Это не значило, впрочем, что Пушкин за это время как- то совсем ушел от литературы. Он находил время интересоваться даже стихами своего «почти однофамильца», крестьянского поэта Слепушкина, которому Академия присудила награды. Кстати — и император с императрицей пожаловали его подарками. По поводу этого чествования он шутливо Плетневу писал: «Что это в самом деле? Стыдное дело. „Сле- Пушкину“ дают и кафтаны, и часы, и полумедаль, а Пушкину полному шиш. Так и быть: отказываюсь от фрака, штанов и даже от академического четвертака (что мне следует); но крайней мере, пускай позволят мне бросить проклятое Михайловское».
Да, Пушкин уже насиделся в деревне, и хотелось ему не только свободы передвижения, но и простора для высказывания накопившихся мыслей о литературе как раз для критики, для журнальных стычек.

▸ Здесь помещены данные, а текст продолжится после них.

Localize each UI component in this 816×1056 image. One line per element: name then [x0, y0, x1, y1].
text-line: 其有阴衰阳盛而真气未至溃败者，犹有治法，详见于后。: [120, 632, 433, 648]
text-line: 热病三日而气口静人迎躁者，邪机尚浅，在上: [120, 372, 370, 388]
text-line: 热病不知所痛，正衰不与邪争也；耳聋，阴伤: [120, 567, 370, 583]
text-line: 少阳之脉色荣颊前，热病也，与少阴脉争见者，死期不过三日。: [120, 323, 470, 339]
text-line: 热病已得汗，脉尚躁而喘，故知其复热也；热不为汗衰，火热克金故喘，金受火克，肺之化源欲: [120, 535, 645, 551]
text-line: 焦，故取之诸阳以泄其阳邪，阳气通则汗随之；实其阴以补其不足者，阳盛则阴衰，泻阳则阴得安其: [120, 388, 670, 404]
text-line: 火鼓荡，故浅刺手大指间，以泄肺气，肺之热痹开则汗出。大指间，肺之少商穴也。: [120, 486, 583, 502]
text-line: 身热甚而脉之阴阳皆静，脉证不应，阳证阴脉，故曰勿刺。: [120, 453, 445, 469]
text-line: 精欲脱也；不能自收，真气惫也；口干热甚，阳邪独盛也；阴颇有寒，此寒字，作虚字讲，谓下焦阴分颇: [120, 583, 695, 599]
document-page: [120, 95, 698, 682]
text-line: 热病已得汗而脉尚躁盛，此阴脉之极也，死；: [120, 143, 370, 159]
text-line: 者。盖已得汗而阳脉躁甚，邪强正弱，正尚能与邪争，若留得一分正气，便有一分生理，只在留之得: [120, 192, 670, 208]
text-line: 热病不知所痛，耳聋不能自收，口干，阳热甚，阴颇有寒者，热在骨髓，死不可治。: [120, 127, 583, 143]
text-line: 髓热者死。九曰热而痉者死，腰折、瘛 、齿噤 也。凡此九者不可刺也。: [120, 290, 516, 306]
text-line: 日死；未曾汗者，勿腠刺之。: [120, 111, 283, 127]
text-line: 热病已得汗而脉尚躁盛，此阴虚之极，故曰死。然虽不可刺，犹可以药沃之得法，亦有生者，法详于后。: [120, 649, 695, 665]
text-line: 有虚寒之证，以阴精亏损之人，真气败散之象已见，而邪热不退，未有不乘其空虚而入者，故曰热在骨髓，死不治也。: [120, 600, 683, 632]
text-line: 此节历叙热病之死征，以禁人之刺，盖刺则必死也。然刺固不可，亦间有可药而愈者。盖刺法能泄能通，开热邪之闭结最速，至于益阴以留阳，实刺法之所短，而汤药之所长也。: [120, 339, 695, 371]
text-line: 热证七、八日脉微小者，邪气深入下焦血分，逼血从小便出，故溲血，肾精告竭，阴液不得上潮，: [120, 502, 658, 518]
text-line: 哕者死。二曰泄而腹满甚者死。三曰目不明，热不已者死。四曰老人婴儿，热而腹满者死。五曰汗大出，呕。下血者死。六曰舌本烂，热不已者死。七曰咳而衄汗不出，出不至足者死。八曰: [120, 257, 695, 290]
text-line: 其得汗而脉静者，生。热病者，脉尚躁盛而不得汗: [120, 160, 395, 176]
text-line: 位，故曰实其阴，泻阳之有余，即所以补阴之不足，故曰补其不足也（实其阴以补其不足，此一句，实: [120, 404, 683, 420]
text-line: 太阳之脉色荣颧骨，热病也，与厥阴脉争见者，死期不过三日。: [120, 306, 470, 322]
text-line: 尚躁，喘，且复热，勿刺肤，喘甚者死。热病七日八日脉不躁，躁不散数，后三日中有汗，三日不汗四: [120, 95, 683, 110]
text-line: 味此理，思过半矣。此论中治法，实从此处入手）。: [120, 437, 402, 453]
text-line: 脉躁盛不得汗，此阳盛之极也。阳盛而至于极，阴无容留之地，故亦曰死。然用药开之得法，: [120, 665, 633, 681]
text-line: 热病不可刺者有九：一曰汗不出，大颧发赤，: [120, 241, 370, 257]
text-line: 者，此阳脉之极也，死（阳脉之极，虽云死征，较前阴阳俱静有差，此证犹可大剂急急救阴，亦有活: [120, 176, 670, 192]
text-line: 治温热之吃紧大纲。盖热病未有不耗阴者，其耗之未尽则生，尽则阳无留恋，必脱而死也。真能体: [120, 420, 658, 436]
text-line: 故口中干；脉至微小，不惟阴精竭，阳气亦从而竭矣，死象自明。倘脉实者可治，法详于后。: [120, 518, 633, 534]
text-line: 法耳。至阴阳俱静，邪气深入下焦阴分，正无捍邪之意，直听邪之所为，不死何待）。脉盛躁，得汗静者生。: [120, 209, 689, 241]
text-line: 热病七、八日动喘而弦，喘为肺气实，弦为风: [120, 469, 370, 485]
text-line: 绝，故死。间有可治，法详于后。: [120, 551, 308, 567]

Еще в феврале писал он Катенину о задуманном им альманахе: «Вместо альманаха не затеять ли нам журнала… Голос истинной критики необходим у нас…» И выговаривал Вяземскому: «Жаль мне, что с Катениным ты никак не ладишь. А для журнала — он находка». Эти мечты о журнале не оставляли его.
Он уже знал о болезни Карамзина. «Карамзин болен! — писал он Плетневу. — Милый мой, это хуже многого. Ради бога, успокой меня, не то мне страшно вдвое будет распечатывать газеты». И позже Вяземскому: «Грустно мне, что не прощусь с Карамзиными. Бог знает, свидимся ли когда-нибудь». Карамзин все готовился к отъезду, но так и не успел уехать. Пушкин не видел его с самого своего отъезда из Петербурга на юг. Он помнил, чем был обязан Карамзину. Работая над «Борисом», он научился в полную меру ценить его «Историю Государства Российского». Петру Андреевичу Вяземскому, на сестре которого Карамзин был женат, Пушкин писал уже после смерти историка:
«Читая в журналах статьи о смерти Карамзина, бешусь. Как они холодны, глупы и низки. Неужто ни одна русская душа не принесет достойной дани его памяти? Отечество вправе от тебя того требовать. Напиши нам его жизнь, это будет 13-й том Русской Истории; Карамзин принадлежит Истории».
Решив обратиться к царю непосредственно, Пушкин с друзьями все же советовался и в копии посылал им проект своего письма к Николаю. Известие о смерти Карамзина лишь осложняло его положение, и он порешил выжидать.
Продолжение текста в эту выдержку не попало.